The reliance on independent contractors by many telecom businesses is, in many ways, a reflection of this dynamism. Yet, the new legislative changes may apply an unfortunate handbrake to the previously fast-paced and flexible utilisation of human resource.
The new requirement – set out in of Chapter 10 ITEPA 2003 – will require end-clients of independent contractors to issue what are called ‘status determination statements’ (SDS). An SDS must state whether ‘the condition’ – (namely that set out in section 61M(1)(d) of ITEPA 2003) – is or is not satisfied. To answer this question a hypothetical scenario must be considered: if, instead of a contract between the client and the freelancer’s intermediary (which is usually a limited company) there was instead a contract directly between the client and the freelancer herself, would the freelancer be an employee for income tax purposes based on the terms of that hypothetical contract?

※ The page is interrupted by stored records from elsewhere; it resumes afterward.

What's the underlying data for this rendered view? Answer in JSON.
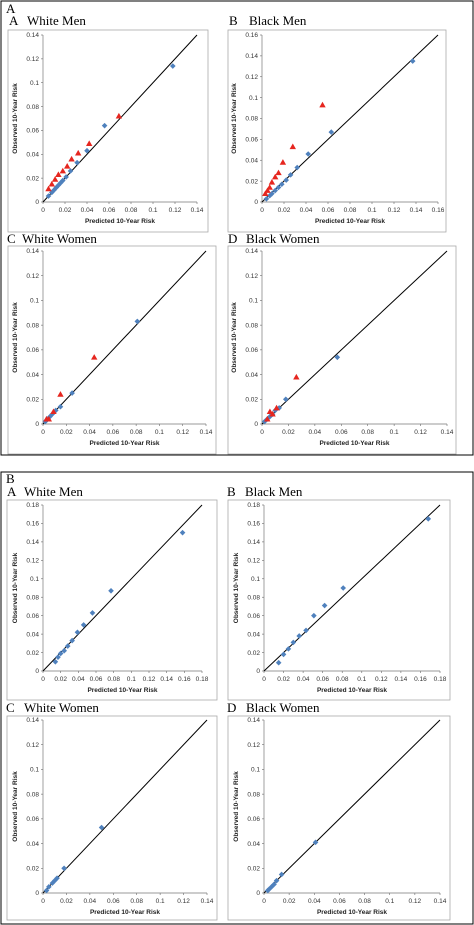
{
  "chart_data": [
    {
      "section": "A",
      "letter": "A",
      "title": "White Men",
      "type": "scatter",
      "xlabel": "Predicted 10-Year Risk",
      "ylabel": "Observed 10-Year Risk",
      "xlim": [
        0,
        0.14
      ],
      "ylim": [
        0,
        0.14
      ],
      "xticks": [
        "0",
        "0.02",
        "0.04",
        "0.06",
        "0.08",
        "0.1",
        "0.12",
        "0.14"
      ],
      "yticks": [
        "0",
        "0.02",
        "0.04",
        "0.06",
        "0.08",
        "0.1",
        "0.12",
        "0.14"
      ],
      "reference_line": "y = x",
      "series": [
        {
          "marker": "diamond",
          "color": "#4f81bd",
          "x": [
            0.005,
            0.008,
            0.01,
            0.012,
            0.014,
            0.016,
            0.018,
            0.021,
            0.025,
            0.031,
            0.04,
            0.056,
            0.118
          ],
          "y": [
            0.005,
            0.008,
            0.01,
            0.012,
            0.014,
            0.016,
            0.018,
            0.021,
            0.026,
            0.033,
            0.043,
            0.064,
            0.114
          ]
        },
        {
          "marker": "triangle",
          "color": "#e6261f",
          "x": [
            0.005,
            0.008,
            0.011,
            0.014,
            0.018,
            0.022,
            0.026,
            0.032,
            0.042,
            0.069
          ],
          "y": [
            0.011,
            0.015,
            0.019,
            0.023,
            0.026,
            0.03,
            0.036,
            0.041,
            0.049,
            0.072
          ]
        }
      ]
    },
    {
      "section": "A",
      "letter": "B",
      "title": "Black Men",
      "type": "scatter",
      "xlabel": "Predicted 10-Year Risk",
      "ylabel": "Observed 10-Year Risk",
      "xlim": [
        0,
        0.16
      ],
      "ylim": [
        0,
        0.16
      ],
      "xticks": [
        "0",
        "0.02",
        "0.04",
        "0.06",
        "0.08",
        "0.1",
        "0.12",
        "0.14",
        "0.16"
      ],
      "yticks": [
        "0",
        "0.02",
        "0.04",
        "0.06",
        "0.08",
        "0.1",
        "0.12",
        "0.14",
        "0.16"
      ],
      "reference_line": "y = x",
      "series": [
        {
          "marker": "diamond",
          "color": "#4f81bd",
          "x": [
            0.004,
            0.007,
            0.009,
            0.012,
            0.015,
            0.018,
            0.022,
            0.026,
            0.032,
            0.042,
            0.063,
            0.137
          ],
          "y": [
            0.003,
            0.006,
            0.008,
            0.011,
            0.014,
            0.017,
            0.021,
            0.026,
            0.033,
            0.046,
            0.067,
            0.135
          ]
        },
        {
          "marker": "triangle",
          "color": "#e6261f",
          "x": [
            0.003,
            0.005,
            0.007,
            0.009,
            0.012,
            0.015,
            0.019,
            0.028,
            0.055
          ],
          "y": [
            0.008,
            0.011,
            0.014,
            0.019,
            0.024,
            0.028,
            0.038,
            0.053,
            0.093
          ]
        }
      ]
    },
    {
      "section": "A",
      "letter": "C",
      "title": "White Women",
      "type": "scatter",
      "xlabel": "Predicted 10-Year Risk",
      "ylabel": "Observed 10-Year Risk",
      "xlim": [
        0,
        0.14
      ],
      "ylim": [
        0,
        0.14
      ],
      "xticks": [
        "0",
        "0.02",
        "0.04",
        "0.06",
        "0.08",
        "0.1",
        "0.12",
        "0.14"
      ],
      "yticks": [
        "0",
        "0.02",
        "0.04",
        "0.06",
        "0.08",
        "0.1",
        "0.12",
        "0.14"
      ],
      "reference_line": "y = x",
      "series": [
        {
          "marker": "diamond",
          "color": "#4f81bd",
          "x": [
            0.002,
            0.003,
            0.004,
            0.006,
            0.008,
            0.011,
            0.015,
            0.025,
            0.081
          ],
          "y": [
            0.002,
            0.003,
            0.004,
            0.006,
            0.008,
            0.011,
            0.014,
            0.025,
            0.083
          ]
        },
        {
          "marker": "triangle",
          "color": "#e6261f",
          "x": [
            0.003,
            0.005,
            0.009,
            0.015,
            0.044
          ],
          "y": [
            0.004,
            0.004,
            0.01,
            0.024,
            0.054
          ]
        }
      ]
    },
    {
      "section": "A",
      "letter": "D",
      "title": "Black Women",
      "type": "scatter",
      "xlabel": "Predicted 10-Year Risk",
      "ylabel": "Observed 10-Year Risk",
      "xlim": [
        0,
        0.14
      ],
      "ylim": [
        0,
        0.14
      ],
      "xticks": [
        "0",
        "0.02",
        "0.04",
        "0.06",
        "0.08",
        "0.1",
        "0.12",
        "0.14"
      ],
      "yticks": [
        "0",
        "0.02",
        "0.04",
        "0.06",
        "0.08",
        "0.1",
        "0.12",
        "0.14"
      ],
      "reference_line": "y = x",
      "series": [
        {
          "marker": "diamond",
          "color": "#4f81bd",
          "x": [
            0.002,
            0.004,
            0.006,
            0.008,
            0.01,
            0.013,
            0.018,
            0.057
          ],
          "y": [
            0.002,
            0.004,
            0.006,
            0.008,
            0.011,
            0.013,
            0.02,
            0.054
          ]
        },
        {
          "marker": "triangle",
          "color": "#e6261f",
          "x": [
            0.004,
            0.006,
            0.008,
            0.011,
            0.026
          ],
          "y": [
            0.004,
            0.01,
            0.008,
            0.013,
            0.038
          ]
        }
      ]
    },
    {
      "section": "B",
      "letter": "A",
      "title": "White Men",
      "type": "scatter",
      "xlabel": "Predicted 10-Year Risk",
      "ylabel": "Observed 10-Year Risk",
      "xlim": [
        0,
        0.18
      ],
      "ylim": [
        0,
        0.18
      ],
      "xticks": [
        "0",
        "0.02",
        "0.04",
        "0.06",
        "0.08",
        "0.1",
        "0.12",
        "0.14",
        "0.16",
        "0.18"
      ],
      "yticks": [
        "0",
        "0.02",
        "0.04",
        "0.06",
        "0.08",
        "0.1",
        "0.12",
        "0.14",
        "0.16",
        "0.18"
      ],
      "reference_line": "y = x",
      "series": [
        {
          "marker": "diamond",
          "color": "#4f81bd",
          "x": [
            0.014,
            0.017,
            0.02,
            0.024,
            0.028,
            0.033,
            0.039,
            0.046,
            0.056,
            0.077,
            0.158
          ],
          "y": [
            0.01,
            0.015,
            0.019,
            0.022,
            0.027,
            0.033,
            0.042,
            0.05,
            0.063,
            0.087,
            0.15
          ]
        }
      ]
    },
    {
      "section": "B",
      "letter": "B",
      "title": "Black Men",
      "type": "scatter",
      "xlabel": "Predicted 10-Year Risk",
      "ylabel": "Observed 10-Year Risk",
      "xlim": [
        0,
        0.18
      ],
      "ylim": [
        0,
        0.18
      ],
      "xticks": [
        "0",
        "0.02",
        "0.04",
        "0.06",
        "0.08",
        "0.1",
        "0.12",
        "0.14",
        "0.16",
        "0.18"
      ],
      "yticks": [
        "0",
        "0.02",
        "0.04",
        "0.06",
        "0.08",
        "0.1",
        "0.12",
        "0.14",
        "0.16",
        "0.18"
      ],
      "reference_line": "y = x",
      "series": [
        {
          "marker": "diamond",
          "color": "#4f81bd",
          "x": [
            0.015,
            0.02,
            0.025,
            0.03,
            0.036,
            0.043,
            0.051,
            0.062,
            0.081,
            0.168
          ],
          "y": [
            0.009,
            0.018,
            0.024,
            0.031,
            0.038,
            0.044,
            0.06,
            0.071,
            0.09,
            0.165
          ]
        }
      ]
    },
    {
      "section": "B",
      "letter": "C",
      "title": "White Women",
      "type": "scatter",
      "xlabel": "Predicted 10-Year Risk",
      "ylabel": "Observed 10-Year Risk",
      "xlim": [
        0,
        0.14
      ],
      "ylim": [
        0,
        0.14
      ],
      "xticks": [
        "0",
        "0.02",
        "0.04",
        "0.06",
        "0.08",
        "0.1",
        "0.12",
        "0.14"
      ],
      "yticks": [
        "0",
        "0.02",
        "0.04",
        "0.06",
        "0.08",
        "0.1",
        "0.12",
        "0.14"
      ],
      "reference_line": "y = x",
      "series": [
        {
          "marker": "diamond",
          "color": "#4f81bd",
          "x": [
            0.003,
            0.005,
            0.008,
            0.01,
            0.012,
            0.018,
            0.05
          ],
          "y": [
            0.002,
            0.005,
            0.008,
            0.01,
            0.012,
            0.02,
            0.053
          ]
        }
      ]
    },
    {
      "section": "B",
      "letter": "D",
      "title": "Black Women",
      "type": "scatter",
      "xlabel": "Predicted 10-Year Risk",
      "ylabel": "Observed 10-Year Risk",
      "xlim": [
        0,
        0.14
      ],
      "ylim": [
        0,
        0.14
      ],
      "xticks": [
        "0",
        "0.02",
        "0.04",
        "0.06",
        "0.08",
        "0.1",
        "0.12",
        "0.14"
      ],
      "yticks": [
        "0",
        "0.02",
        "0.04",
        "0.06",
        "0.08",
        "0.1",
        "0.12",
        "0.14"
      ],
      "reference_line": "y = x",
      "series": [
        {
          "marker": "diamond",
          "color": "#4f81bd",
          "x": [
            0.003,
            0.004,
            0.006,
            0.008,
            0.01,
            0.014,
            0.041
          ],
          "y": [
            0.002,
            0.003,
            0.005,
            0.007,
            0.01,
            0.015,
            0.041
          ]
        }
      ]
    }
  ]
}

HMRC has constructed an online tool, named Check Employment Status for Tax (CEST), which at least seeks to provide a linear decision-tree type assessment of the contractual position and the engagement in question. The issue is, however, that studies show that in at least 20% of cases it is unable to provide a determination whatsoever. The new legislation requires businesses to take reasonable care in assessing the status of such self-employed contractors, yet in certain circumstances they can be left in the dark even where they have sought to utilise HMRC’s own tool.
Another issue concerns the fact that, at best, CEST provides mere guidance. Telecom businesses ought to respond to the challenge by incorporating the IR35 process into their wider tax strategies, thereby ensuring that they can maintain tax efficiencies and continue to utilise contractors – albeit in a streamlined and insured manner. The reality is that contractors want to continue doing business in their own account. In my experience, there has been a degree of cost-sharing involved as both parties come to terms with the new reality. What is essential is that telecoms clients receive the professional support they need in being able to process the status of their contractors in a streamlined and insured way, in order for both parties to continue doing business with one another with clarity and confidence.
It is a cliché, but as people return to the office and the economy reopens, now is the time to take practical steps to prepare for the new legislation. The alternative is for a busy telecoms operator to find itself on the hook for PAYE and NI deductions that no party in the contractual chain ever envisaged would be a commercial reality. By taking steps to ensure that legal advice and technological streamlining can occur hand-in-hand, the reality is that the impact of the new legislation can be robustly minimised.